The explosion of data-driven reporting, recent data privacy legislation, and the unfortunate loss of one of the Internet’s leading lights have brought the definition of “public” data back to the forefront of discussions about the information industry.
At this late date in the game, it is astounding that there is so little understanding of “public” content and the rules that govern its use. A consensus seems to be emerging, however, that most of the data created and curated by the government and its employees should be accessible to the public.
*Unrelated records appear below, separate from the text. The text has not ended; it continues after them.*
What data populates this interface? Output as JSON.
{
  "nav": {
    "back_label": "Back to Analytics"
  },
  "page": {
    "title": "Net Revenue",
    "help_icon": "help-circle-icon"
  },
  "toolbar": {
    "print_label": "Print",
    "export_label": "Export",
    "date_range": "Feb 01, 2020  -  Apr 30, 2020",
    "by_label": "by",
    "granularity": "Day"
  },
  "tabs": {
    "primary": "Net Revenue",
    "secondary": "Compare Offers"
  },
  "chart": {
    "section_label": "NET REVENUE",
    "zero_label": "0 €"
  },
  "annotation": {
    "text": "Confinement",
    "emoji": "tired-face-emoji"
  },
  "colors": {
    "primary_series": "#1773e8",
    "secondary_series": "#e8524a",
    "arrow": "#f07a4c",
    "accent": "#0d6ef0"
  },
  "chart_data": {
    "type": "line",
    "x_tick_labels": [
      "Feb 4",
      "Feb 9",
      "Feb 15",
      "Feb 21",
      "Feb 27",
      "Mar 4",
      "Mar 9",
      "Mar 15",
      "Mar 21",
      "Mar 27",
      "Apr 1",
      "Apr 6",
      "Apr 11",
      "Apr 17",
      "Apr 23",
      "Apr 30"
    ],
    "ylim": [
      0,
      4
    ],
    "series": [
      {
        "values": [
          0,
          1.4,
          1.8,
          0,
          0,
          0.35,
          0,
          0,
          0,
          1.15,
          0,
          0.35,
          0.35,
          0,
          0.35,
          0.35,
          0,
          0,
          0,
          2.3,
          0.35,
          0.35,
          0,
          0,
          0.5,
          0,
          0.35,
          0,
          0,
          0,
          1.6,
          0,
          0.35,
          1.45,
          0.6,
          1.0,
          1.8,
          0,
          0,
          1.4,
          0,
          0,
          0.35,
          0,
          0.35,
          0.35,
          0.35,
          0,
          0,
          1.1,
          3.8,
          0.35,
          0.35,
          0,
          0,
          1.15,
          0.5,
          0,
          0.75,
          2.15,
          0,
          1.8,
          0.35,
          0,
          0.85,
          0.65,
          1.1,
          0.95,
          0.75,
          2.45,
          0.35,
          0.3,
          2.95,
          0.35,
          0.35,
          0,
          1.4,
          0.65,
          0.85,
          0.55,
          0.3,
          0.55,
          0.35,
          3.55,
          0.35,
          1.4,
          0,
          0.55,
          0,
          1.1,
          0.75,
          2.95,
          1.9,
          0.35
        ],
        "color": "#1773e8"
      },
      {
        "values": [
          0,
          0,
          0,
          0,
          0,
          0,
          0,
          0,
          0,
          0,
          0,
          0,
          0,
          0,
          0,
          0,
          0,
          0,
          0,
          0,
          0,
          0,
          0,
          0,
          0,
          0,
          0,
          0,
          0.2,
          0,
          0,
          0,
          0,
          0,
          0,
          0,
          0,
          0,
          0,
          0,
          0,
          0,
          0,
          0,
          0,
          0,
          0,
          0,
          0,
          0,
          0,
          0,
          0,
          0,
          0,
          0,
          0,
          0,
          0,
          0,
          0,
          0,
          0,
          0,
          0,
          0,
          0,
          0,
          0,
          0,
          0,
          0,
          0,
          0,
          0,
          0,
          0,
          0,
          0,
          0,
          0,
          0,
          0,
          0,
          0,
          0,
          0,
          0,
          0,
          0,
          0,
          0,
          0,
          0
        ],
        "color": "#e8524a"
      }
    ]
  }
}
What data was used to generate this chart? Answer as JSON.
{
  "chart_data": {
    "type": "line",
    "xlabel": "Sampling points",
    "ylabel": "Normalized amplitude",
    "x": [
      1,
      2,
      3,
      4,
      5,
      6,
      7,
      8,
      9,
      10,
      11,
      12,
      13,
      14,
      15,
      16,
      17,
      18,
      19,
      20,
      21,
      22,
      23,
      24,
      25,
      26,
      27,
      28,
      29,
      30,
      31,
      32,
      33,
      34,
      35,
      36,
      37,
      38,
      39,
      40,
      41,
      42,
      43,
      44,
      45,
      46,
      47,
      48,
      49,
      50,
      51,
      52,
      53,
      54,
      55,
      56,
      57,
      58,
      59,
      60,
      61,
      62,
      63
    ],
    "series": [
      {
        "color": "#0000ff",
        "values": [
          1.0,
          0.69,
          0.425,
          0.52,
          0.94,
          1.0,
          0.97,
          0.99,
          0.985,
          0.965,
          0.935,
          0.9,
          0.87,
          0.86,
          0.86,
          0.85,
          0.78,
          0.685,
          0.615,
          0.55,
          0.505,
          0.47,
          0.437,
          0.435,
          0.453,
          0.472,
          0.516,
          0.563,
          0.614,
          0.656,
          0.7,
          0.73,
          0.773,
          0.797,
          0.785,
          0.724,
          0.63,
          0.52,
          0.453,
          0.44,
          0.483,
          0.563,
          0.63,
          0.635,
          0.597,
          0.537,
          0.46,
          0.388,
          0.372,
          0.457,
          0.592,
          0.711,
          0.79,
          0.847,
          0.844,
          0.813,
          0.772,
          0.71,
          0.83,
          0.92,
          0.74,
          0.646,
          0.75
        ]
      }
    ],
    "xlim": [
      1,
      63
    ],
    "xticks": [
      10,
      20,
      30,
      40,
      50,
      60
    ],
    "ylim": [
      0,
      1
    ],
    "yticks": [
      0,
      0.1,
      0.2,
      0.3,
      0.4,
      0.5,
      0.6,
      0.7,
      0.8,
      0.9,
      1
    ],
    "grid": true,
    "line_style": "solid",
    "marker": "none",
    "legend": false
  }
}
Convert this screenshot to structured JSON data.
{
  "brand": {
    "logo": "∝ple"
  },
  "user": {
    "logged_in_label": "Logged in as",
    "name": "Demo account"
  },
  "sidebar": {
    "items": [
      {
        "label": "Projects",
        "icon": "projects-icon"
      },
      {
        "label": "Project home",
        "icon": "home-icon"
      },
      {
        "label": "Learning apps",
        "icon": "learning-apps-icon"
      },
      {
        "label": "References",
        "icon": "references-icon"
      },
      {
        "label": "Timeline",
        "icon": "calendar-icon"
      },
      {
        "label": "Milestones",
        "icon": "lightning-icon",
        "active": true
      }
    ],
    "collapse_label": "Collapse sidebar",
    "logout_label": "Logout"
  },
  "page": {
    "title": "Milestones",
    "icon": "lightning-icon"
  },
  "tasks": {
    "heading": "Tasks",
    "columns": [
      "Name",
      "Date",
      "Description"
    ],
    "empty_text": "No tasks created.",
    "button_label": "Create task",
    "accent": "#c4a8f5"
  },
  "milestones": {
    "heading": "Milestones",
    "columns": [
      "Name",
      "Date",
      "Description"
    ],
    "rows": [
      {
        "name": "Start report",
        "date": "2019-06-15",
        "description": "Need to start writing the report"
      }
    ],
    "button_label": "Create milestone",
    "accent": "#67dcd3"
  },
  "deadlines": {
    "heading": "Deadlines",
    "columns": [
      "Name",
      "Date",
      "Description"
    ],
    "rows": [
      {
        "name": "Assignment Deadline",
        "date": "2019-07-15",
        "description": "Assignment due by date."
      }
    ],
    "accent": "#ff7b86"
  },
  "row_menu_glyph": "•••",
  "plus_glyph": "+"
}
That sounds simple enough, but the devil is in the definitions of the words in that short declarative sentence.
“Most” Data
Personal financial and health data, specific data on children, and national security info comprise just a small sample of the types of public data only available to government employees with the appropriate mandates. So we may all look to the Feist decision on copyright to cover access to address data on government facilities, but location data on sensitive military and nuclear facilities is sometimes suppressed from publicly available databases. Another de facto consensual compromise involves the purveyors of consumer data who routinely sell “presence of children,” average household incomes, and other aggregated data.
Created v. Curated Data
The government creates and gathers information (political contributions, contact info for various license holders, etc.) and allows access to this essentially user-generated data under a variety of models. In just the company data space, there is IRS data, which is 100% off-limits, and SEC filing data, which are both licensed and made public on-demand. Overall, the expectations of privacy for data supplied to the government is undefined and wildly inconsistent.
Accessibility
Publishers of accurate public information often face jail time and death threats. Just a few recent examples include: Bradley Manning and Julian Assange (WikiLeaks); Kostas Vaxevanis (list of tax-dodging Greeks); the White Plains “Journal News” (handgun owners in Westchester); and, Gawker (licensed gun owners in NYC). So, if you publish what appears to be public data, you had better be sure that you obtained it through “proper” channels and that you are on the popular side of the current rough consensus about “fair use.” That is not a very hospitable environment for those who would make more data accessible and it is only going to get more confusing over time. It is a small wonder then that growing firms like Cortera have been aggregating “inferential” data from private, not public, sources.